Mario Roggero, il gioielliere condannato per omicidio legittimo, rilancia l’appello al presidente per la grazia. Interviene anche il cardinale Zuppi sulla sicurezza personale.

Mario Roggero, il gioielliere di Grinzane di Cavour condannato definitivamente a 14 anni e 9 mesi di reclusione per aver ucciso due rapinatori, rinnova il suo appello al presidente della Repubblica. Chiede a Mattarella di esaminare la richiesta di grazia con molta attenzione e umanità, al di là delle polemiche che hanno accompagnato il suo caso. Le parole arrivano durante una visita del senatore leghista Giorgio Bergesio al carcere di Bollate, come riporta agi.it.

La preoccupazione per la famiglia

Nel colloquio riferito da La Stampa, Roggero esprime apprensione per moglie e figlie che gestiscono da sole il negozio dopo la sua carcerazione. “Mi preoccupa la loro sicurezza, si sa che in questo momento io non sono lì e loro mandano avanti l’attività da sole.

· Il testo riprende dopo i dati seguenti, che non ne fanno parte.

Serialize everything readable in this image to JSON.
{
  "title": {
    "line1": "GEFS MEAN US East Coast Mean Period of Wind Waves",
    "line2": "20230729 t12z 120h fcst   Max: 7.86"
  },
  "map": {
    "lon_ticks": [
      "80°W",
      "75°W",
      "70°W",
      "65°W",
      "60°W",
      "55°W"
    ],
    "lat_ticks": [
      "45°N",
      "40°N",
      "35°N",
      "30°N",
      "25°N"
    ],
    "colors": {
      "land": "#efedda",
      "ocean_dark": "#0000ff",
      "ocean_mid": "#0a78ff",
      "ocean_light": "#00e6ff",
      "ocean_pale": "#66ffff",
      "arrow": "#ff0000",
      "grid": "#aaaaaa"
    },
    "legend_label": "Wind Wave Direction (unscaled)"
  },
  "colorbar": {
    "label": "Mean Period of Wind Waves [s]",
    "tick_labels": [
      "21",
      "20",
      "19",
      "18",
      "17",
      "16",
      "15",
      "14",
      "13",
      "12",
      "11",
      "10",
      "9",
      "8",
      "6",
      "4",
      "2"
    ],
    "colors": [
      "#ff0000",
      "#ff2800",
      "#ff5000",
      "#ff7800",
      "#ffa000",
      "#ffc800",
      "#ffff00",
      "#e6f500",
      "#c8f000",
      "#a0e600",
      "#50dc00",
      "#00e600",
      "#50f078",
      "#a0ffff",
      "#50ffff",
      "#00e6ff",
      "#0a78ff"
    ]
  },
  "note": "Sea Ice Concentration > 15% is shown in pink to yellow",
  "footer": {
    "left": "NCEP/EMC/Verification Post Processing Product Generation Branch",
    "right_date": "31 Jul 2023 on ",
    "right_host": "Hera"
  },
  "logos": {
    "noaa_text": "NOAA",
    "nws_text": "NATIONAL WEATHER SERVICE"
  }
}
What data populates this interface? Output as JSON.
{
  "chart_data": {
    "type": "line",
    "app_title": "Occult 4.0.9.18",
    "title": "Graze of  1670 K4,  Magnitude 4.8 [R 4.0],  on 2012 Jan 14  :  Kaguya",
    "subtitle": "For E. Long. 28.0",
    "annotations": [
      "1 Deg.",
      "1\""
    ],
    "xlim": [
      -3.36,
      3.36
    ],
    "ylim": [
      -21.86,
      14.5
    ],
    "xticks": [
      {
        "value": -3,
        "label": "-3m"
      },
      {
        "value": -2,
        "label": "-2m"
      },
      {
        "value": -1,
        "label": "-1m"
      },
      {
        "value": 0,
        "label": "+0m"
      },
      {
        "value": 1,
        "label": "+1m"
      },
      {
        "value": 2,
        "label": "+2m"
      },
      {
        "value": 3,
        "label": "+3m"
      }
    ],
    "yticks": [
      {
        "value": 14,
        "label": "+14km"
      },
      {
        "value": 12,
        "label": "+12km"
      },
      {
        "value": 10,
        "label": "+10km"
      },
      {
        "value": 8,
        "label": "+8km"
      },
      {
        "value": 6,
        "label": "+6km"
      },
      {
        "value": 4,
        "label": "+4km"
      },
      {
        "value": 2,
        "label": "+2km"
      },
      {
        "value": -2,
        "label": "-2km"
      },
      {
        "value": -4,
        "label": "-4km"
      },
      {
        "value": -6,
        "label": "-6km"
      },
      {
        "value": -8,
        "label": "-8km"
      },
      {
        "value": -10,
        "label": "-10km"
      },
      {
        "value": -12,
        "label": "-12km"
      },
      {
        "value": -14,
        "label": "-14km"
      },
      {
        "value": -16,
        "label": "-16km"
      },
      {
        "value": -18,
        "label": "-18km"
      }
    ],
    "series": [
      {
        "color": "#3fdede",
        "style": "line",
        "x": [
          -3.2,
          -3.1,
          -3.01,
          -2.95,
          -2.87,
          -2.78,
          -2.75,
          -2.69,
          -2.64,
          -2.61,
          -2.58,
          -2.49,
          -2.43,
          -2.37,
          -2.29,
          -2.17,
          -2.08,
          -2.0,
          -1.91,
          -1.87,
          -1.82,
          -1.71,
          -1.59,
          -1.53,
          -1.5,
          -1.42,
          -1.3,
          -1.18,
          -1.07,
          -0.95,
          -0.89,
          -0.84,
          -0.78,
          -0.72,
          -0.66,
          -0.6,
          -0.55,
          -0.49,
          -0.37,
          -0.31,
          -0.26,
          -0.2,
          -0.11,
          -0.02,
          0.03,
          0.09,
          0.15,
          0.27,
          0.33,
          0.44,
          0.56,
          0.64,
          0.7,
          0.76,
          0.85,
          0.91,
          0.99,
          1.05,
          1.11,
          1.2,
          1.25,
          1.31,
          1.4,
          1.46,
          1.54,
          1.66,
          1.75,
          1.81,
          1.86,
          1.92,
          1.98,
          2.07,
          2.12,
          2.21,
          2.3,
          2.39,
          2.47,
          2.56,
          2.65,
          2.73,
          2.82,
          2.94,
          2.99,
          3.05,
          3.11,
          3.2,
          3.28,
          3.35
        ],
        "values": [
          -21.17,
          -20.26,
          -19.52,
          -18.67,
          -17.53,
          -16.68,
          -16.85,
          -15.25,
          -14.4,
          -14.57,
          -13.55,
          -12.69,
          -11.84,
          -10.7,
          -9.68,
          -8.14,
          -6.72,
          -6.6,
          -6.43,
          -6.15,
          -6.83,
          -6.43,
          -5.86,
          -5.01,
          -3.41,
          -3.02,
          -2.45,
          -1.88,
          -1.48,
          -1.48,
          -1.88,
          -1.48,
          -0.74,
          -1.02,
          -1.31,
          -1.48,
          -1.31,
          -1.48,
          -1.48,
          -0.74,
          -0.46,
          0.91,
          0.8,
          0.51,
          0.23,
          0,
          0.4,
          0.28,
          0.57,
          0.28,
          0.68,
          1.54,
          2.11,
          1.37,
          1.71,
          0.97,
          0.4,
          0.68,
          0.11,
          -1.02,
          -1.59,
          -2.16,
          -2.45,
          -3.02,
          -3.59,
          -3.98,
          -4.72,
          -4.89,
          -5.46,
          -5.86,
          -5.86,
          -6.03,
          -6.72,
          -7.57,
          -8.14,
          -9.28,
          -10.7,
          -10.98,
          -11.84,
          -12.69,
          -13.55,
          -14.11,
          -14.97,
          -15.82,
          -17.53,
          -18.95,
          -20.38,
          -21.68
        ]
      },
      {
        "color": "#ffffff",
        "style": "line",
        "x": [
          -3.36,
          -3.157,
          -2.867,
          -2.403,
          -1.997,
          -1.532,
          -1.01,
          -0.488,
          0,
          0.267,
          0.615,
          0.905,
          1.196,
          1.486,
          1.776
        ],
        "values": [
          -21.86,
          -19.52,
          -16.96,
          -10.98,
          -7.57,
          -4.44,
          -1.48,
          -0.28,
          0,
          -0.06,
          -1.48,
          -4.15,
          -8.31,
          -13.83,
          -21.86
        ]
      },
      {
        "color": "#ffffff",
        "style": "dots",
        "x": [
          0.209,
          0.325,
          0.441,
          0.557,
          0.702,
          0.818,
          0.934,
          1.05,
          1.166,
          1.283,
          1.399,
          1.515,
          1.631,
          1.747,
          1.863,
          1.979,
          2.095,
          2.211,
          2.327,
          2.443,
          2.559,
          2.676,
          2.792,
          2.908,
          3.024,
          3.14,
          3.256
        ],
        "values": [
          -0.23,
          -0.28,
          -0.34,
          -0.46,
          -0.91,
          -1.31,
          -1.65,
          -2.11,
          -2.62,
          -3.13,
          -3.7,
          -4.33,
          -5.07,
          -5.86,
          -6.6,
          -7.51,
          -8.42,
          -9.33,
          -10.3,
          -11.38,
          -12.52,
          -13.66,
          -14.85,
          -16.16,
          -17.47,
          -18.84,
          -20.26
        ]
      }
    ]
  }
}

Per questo a ogni telefonata mi raccomando perché stiano molto attente”, racconta il gioielliere al senatore.

Nonostante le difficoltà, Roggero manifesta gratitudine verso chi gli ha mostrato vicinanza e solidarietà. “Voglio continuare a essere sereno e fiducioso anche rispetto a quello che succederà nelle prossime settimane”, aggiunge.

L’intervento del cardinale Zuppi sulla sicurezza e la grazia

Sul caso interviene il cardinale Matteo Zuppi, arcivescovo di Bologna e presidente della Conferenza episcopale italiana. In un’intervista ad Avvenire, afffronta il tema più ampio della sicurezza personale: “Tutti abbiamo bisogno di sicurezza e protezione, ma mai possiamo pensare di cercarla da soli”.

Zuppi ribadisce che la sicurezza deve accompagnarsi sempre al rispetto della legalità. “Fermezza e umanità non sono alternative”, sottolinea il porporato, che aggiunge: “La grazia è tale, la parola si spiega da sé: c’è il diritto a chiederla, certo non quello a imporla”.